DİN HÜRRİYETİNİ KAVRAMAK
"La ilahe illallah demek yeterlidir, Muhammedun Rasullulah'a gerek yok" yorumunun İslam inancı içinde yeri yoktur. Din, bir bütündür ve bu bütünün iki parçası vardır; Allah'ın varlık ve birliği ile Efendimiz'in O'nun kulu ve rasulü olduğu. Bu iki parçanın sadece birine inanma ve ikrar etme, insanı Müslüman yapmaz.
"Papazların camilerde
ayin yapması, başka dinlere ait mabedlerin
besmele ile açılması?" Bu mesele din hürriyeti kavramı ve onu oluşturan unsurları bilmekle ancak izah edilebilir. Din hürriyeti, sadece inanma değil, inancını yaşama, başkalarına anlatma ve dinî öğretiler etrafında örgütlenmeyi de içine alan bir kavramdır. Bunlardan bir tanesinin eksikliği, orada din hürriyetinin kâmil manada olmadığını gösterir. Efendimiz (sas), Medine'de bahsi geçen özgürlüklerin hepsini bütün din mensuplarına hatta dinsizlere (müşrik ve kâfirlere) dahi tanımıştır. Yapılan savaşlar işin siyasî boyutunu teşkil eder. İtikadî açıdan başkalarını din değiştirmeye zorlama bizzat Kur'an'ın emriyle yasaktır. 15 asırlık tarihî geleneğimiz bunun nice örnekleriyle doludur.
Öte yandan günümüz itibarıyla birçok dünya ülkesinde
azınlık halinde yaşayan Müslümanlar inanç,
ibadet, tebliğ ve örgütlenme haklarına sahipken kiliseleri, havraları camiye çevirirken, Müslüman bir ülkede başka din mensubu insanlara din hürriyeti tanımamanın ne dinen ne de siyaseten izahını yapmak imkân dâhilindedir.
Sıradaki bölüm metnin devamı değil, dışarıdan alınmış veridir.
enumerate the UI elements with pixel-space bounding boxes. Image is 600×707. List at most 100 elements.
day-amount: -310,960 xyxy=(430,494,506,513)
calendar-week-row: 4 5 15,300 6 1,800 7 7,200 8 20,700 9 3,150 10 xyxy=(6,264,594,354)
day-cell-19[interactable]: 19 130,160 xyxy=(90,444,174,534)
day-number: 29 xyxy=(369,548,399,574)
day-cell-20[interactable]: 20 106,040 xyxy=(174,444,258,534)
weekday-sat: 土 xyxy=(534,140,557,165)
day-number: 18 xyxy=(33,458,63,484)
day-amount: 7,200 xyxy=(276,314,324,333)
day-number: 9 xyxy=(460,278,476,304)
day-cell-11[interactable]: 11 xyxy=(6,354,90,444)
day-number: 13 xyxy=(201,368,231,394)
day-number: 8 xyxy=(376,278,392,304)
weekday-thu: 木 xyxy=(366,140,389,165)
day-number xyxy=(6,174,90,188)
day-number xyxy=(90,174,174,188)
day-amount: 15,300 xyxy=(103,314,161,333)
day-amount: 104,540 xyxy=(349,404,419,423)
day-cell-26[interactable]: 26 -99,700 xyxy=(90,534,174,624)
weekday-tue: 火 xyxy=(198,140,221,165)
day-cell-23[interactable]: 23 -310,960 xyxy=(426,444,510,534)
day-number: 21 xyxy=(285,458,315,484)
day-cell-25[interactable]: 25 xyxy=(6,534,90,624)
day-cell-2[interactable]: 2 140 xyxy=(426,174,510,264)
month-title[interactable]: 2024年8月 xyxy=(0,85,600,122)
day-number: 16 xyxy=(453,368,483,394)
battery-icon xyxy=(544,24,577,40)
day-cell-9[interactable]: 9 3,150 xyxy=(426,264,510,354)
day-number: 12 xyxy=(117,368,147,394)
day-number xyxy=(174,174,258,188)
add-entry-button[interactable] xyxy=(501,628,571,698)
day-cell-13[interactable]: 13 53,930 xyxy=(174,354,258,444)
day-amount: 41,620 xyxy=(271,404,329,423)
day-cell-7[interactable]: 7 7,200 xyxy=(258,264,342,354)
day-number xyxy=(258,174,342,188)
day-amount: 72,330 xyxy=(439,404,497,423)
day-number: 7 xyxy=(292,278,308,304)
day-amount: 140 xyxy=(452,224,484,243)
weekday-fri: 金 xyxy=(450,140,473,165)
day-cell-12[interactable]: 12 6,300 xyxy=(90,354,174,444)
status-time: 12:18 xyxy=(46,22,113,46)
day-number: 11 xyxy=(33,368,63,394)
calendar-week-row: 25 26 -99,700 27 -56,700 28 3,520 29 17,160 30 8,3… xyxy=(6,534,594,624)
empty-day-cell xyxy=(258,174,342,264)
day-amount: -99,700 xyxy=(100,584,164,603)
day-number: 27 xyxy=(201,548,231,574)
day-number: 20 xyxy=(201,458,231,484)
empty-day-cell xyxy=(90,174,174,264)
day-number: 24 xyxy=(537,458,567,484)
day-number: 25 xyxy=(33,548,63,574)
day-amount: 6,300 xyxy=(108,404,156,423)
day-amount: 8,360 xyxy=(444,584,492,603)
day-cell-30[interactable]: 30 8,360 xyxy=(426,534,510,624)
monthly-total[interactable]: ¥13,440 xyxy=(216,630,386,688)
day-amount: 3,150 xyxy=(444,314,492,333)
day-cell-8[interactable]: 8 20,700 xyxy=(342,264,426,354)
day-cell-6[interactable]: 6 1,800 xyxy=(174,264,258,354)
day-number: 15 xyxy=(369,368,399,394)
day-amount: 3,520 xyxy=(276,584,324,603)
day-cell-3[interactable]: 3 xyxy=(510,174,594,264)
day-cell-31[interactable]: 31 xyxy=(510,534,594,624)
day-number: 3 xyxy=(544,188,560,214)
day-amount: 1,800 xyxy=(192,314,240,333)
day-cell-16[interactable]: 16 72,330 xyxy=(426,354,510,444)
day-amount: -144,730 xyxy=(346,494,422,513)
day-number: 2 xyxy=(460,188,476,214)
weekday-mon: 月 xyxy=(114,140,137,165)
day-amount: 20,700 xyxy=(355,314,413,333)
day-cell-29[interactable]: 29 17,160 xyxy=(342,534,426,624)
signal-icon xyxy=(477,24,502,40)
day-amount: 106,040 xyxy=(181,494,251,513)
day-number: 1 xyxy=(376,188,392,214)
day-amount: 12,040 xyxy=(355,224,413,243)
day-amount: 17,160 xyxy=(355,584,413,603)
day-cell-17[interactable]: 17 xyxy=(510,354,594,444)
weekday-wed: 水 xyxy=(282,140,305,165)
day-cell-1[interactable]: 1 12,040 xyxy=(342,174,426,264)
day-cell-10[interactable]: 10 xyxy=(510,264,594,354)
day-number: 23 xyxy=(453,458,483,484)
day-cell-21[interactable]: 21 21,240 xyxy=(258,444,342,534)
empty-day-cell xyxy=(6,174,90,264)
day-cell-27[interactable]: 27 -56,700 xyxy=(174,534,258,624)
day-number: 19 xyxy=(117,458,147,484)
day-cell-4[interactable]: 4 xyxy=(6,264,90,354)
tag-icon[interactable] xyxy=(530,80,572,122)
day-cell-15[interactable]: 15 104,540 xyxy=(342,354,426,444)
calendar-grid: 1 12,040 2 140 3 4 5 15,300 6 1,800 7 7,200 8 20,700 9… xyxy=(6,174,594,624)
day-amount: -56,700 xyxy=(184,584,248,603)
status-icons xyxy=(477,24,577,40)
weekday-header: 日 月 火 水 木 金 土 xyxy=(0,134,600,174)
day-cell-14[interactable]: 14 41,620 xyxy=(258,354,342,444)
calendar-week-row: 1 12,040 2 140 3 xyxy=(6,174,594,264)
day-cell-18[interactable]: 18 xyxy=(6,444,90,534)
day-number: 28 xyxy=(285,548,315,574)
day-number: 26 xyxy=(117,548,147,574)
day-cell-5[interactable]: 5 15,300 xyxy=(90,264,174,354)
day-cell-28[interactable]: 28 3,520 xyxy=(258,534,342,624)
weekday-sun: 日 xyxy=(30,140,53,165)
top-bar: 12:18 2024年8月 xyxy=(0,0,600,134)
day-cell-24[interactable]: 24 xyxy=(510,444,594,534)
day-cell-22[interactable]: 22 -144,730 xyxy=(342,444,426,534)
Sonuç itibarıyla başlangıçta ortaya atılan düşünceler veya üretilen şüpheler dedik, aynısını tekrarlayalım ve devam edelim; bunlar dinî hassasiyetten kaynaklanabileceği gibi, tek taraflı dezenformasyon içeren bilgilendirmelerden ya da önyargılardan da kaynaklanabilir. Hâlbuki konu "fikir sahibi olmadan önce sahih bilgi sahibi olmayı" gerektirecek önemli bir konudur.
Bu yazı benim keşke kaleme almasam dediğim türden bir yazı oldu. Keşke bu kadarcık olsun yazmasaydım. Meseleleri bu üslupla gazete sütunlarına taşımasaydım. Fakat şartlar bazen sizi, sizin istemediğiniz vadilere sürüklüyor. Hem de şuurluca sürükleniyorsunuz o vadiye. Sebep; gerek muhataplarınızın gerekse meselelerin iç yüzüne ve arka planına vâkıf olmayan Müslümanların günaha girmesini, bakışlarının bulanmasını engellemek.
Son söz Mevlânâ'nın. 'Neyi arıyorsan sen, o'sundur' der Mevlânâ.
"Can konağını aramadaysan, cansın;
Bir lokma ekmek arıyorsan, ekmeksin;
Şu nükteyi biliyorsan, işi biliyorsun demektir:
Neyi arıyorsan o'sun sen,
Ve neyi aradığını bilmekteysen, kendini biliyorsun demektir."